Earth observation data comes in the form of images, often in the form of time series and can also be in very-high-resolution (VHR), geospatial GIS data and other forms. Correspondingly, a number of machine learning approaches such as unsupervised learning, K-means, machine vision neural net processing and pattern recognition translate well between earth observation research and other industries. In the same way, Python, which is used by our team at Skein, is the most popular data science framework and earth observation scientists.
Use of crowd science
Crowdsourcing of solutions from citizen scientists and anyone who is interested in helping the greater scientific good, is a particularly important topic. It is used for tasks like training machine learning algorithms and helping the technology where automation is not fully achievable with the current technology. Similarly, Skein worked with a leading library to automate human-powered library records processing.
One of the major objectives of the ESA’s earth observations programmes is to promote citizen science and collaboration, helping the wide audience of data scientists, engineers or lay people to help with things such as training of a machine learning algorithm to differentiate and classify clouds. For example, clouds are a big deal among image recognition scientists. They obscure the photographs of the earth surface. Human help is invaluable in training cloud-recognition and clean-up algorithms. A part of Sentinel Hub Synergise integrates a manual cloud classification platform.

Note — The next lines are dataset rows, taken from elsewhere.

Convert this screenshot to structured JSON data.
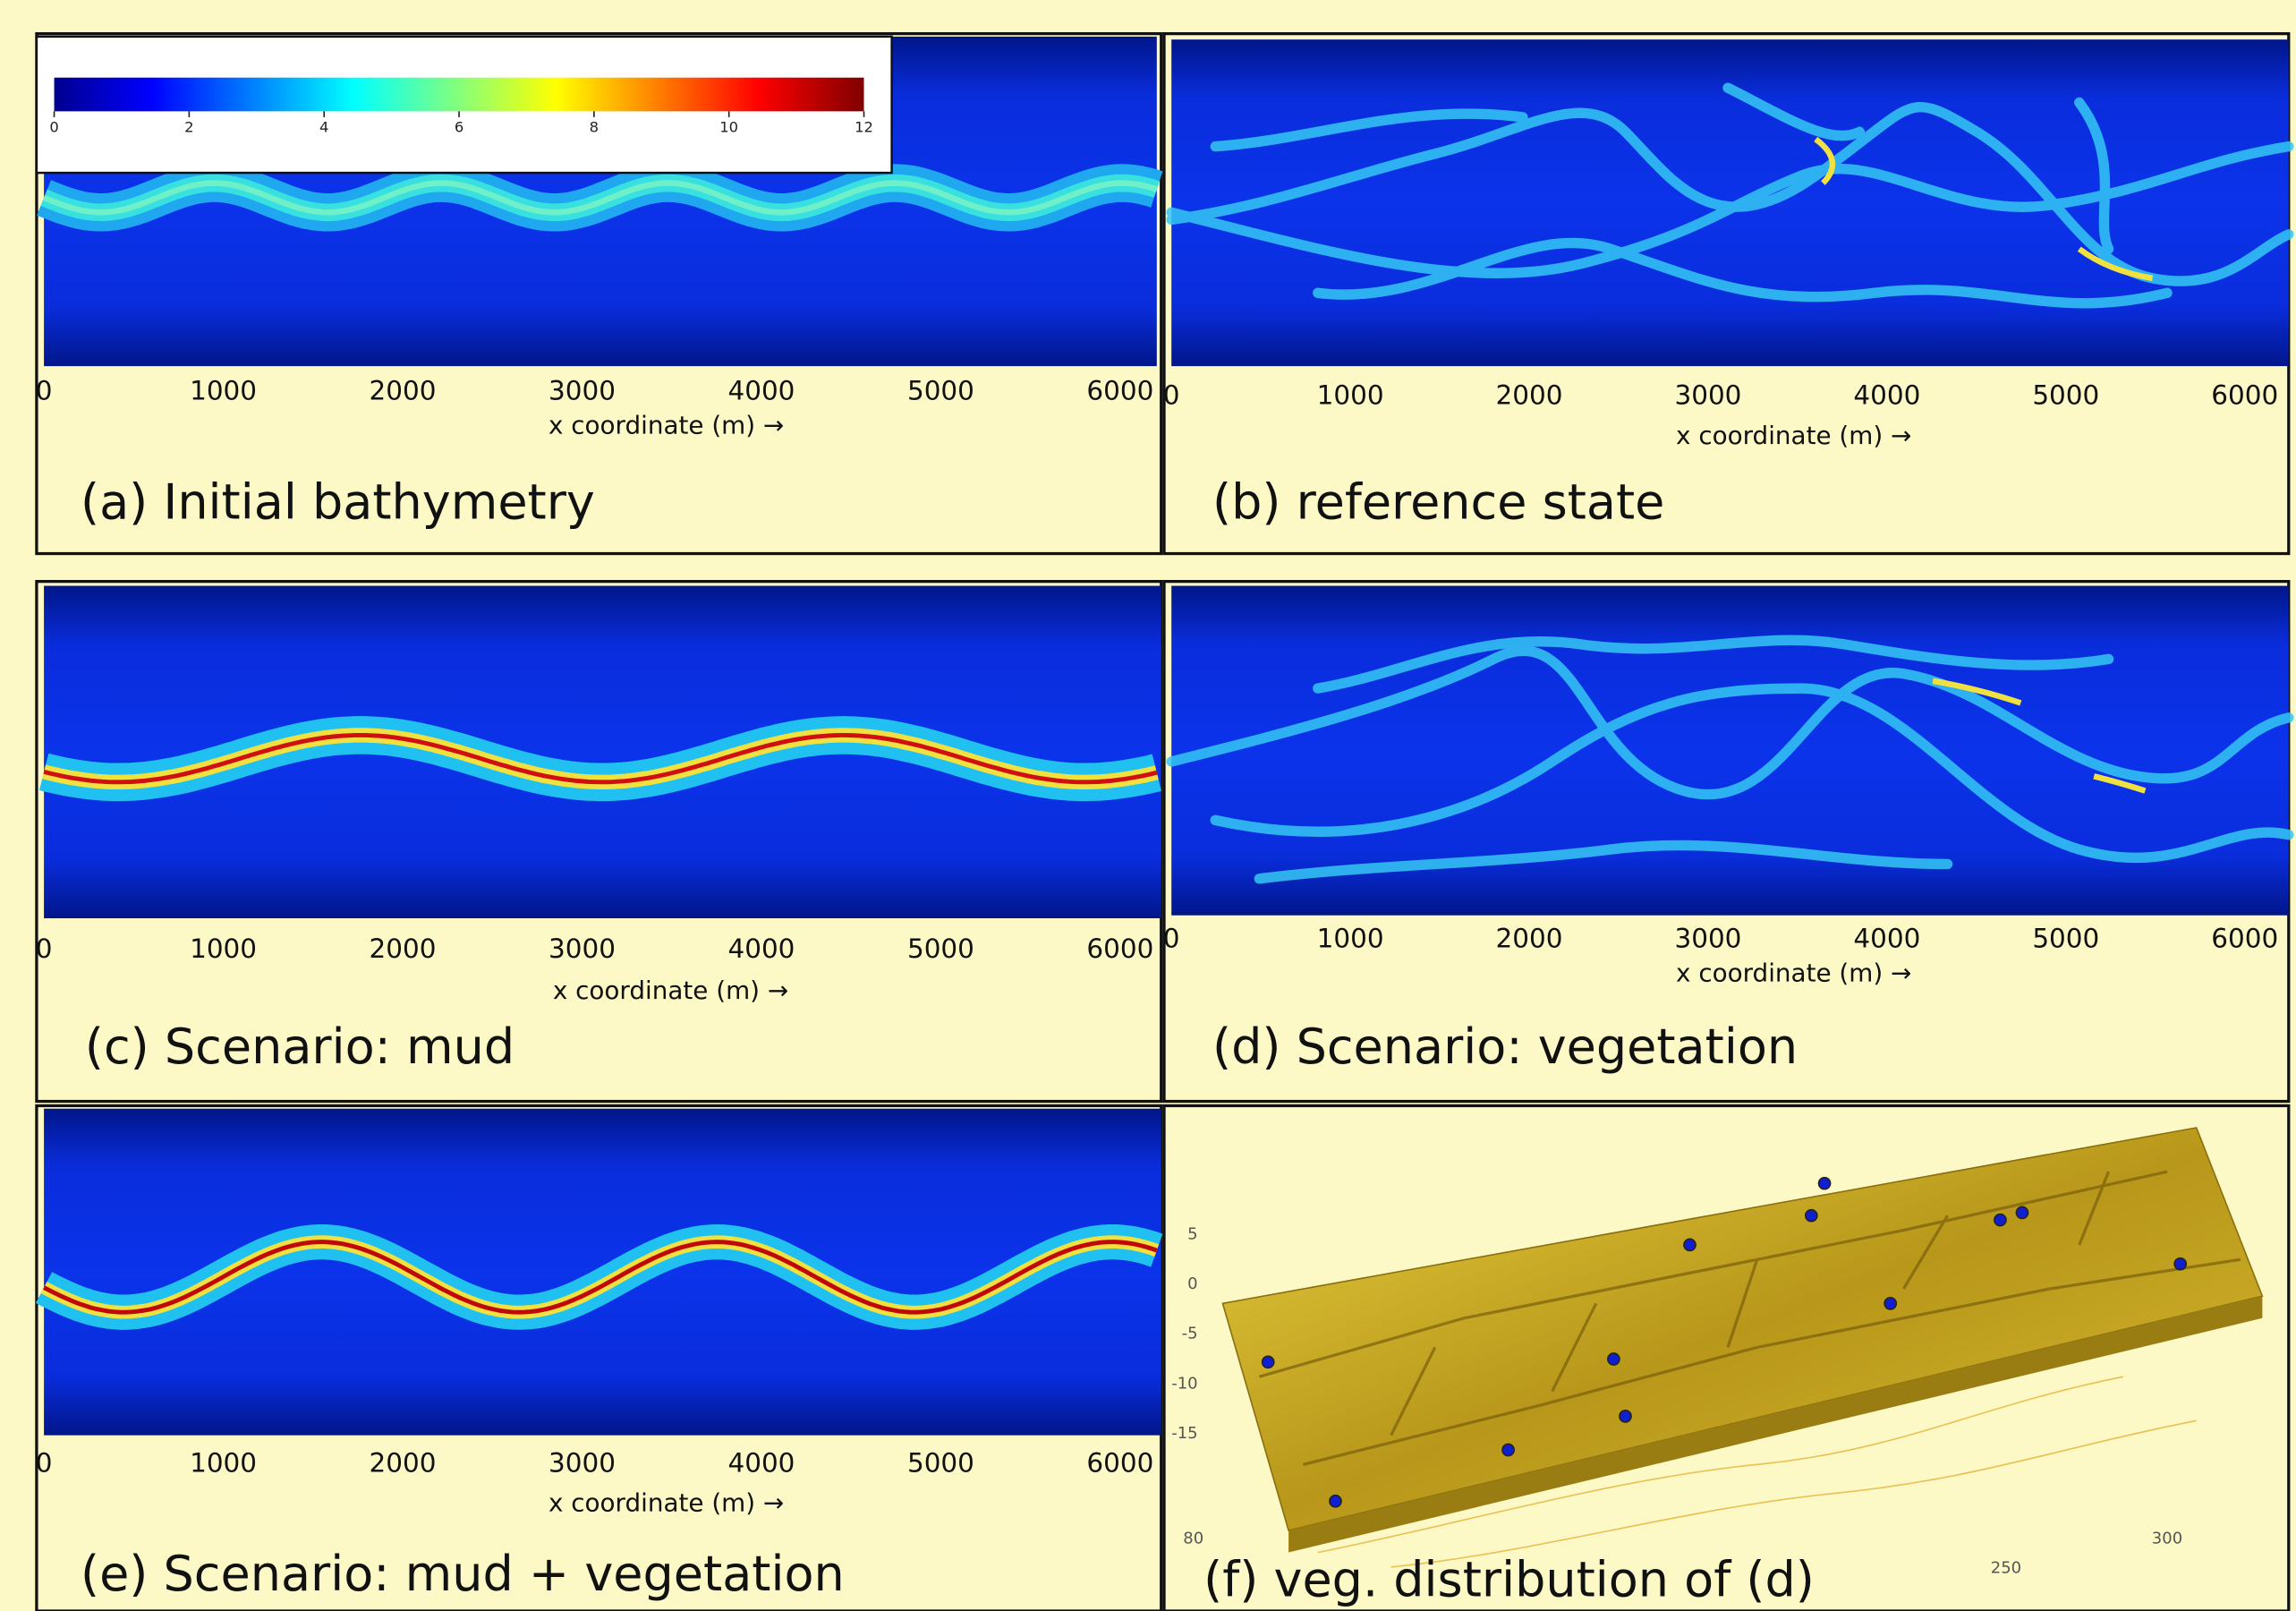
{
  "colorbar": {
    "ticks": [
      0,
      2,
      4,
      6,
      8,
      10,
      12
    ]
  },
  "panels": [
    {
      "caption": "(a) Initial bathymetry",
      "x_label": "x coordinate (m) →",
      "x_ticks": [
        0,
        1000,
        2000,
        3000,
        4000,
        5000,
        6000
      ]
    },
    {
      "caption": "(b) reference state",
      "x_label": "x coordinate (m) →",
      "x_ticks": [
        0,
        1000,
        2000,
        3000,
        4000,
        5000,
        6000
      ]
    },
    {
      "caption": "(c) Scenario: mud",
      "x_label": "x coordinate (m) →",
      "x_ticks": [
        0,
        1000,
        2000,
        3000,
        4000,
        5000,
        6000
      ]
    },
    {
      "caption": "(d) Scenario: vegetation",
      "x_label": "x coordinate (m) →",
      "x_ticks": [
        0,
        1000,
        2000,
        3000,
        4000,
        5000,
        6000
      ]
    },
    {
      "caption": "(e) Scenario:  mud + vegetation",
      "x_label": "x coordinate (m) →",
      "x_ticks": [
        0,
        1000,
        2000,
        3000,
        4000,
        5000,
        6000
      ]
    },
    {
      "caption": "(f) veg. distribution of (d)",
      "z_ticks": [
        5,
        0,
        -5,
        -10,
        -15
      ],
      "y_ticks": [
        80
      ],
      "x_ticks": [
        300,
        250
      ]
    }
  ]
}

Quantitative data is collected at the massive scale, and it is often presented in time-series. From April 2014- big data archives from the Sentinel satellites are freely available. The scope is at a staggering level of over 30PB collected daily. Computational infrastructure is a particularly important topic since processing of such volumes of information requires large capacities. For many calculations it is most cost-efficient to run them on a local server, however for tasks that require cloud-computing, the costs remain the challenge, especially taken into account the fact that most of the large players are US companies, such as Amazon.
In summary, ESA’s activities and dynamic development of the ecosystem of technology and collaborators at all levels create an abundant platform not only for the research and innovation in environmental management, security, and economic development. They also create abundant commercial opportunities, benefiting from and fostering the development of machine learning, data science, and global computational infrastructure.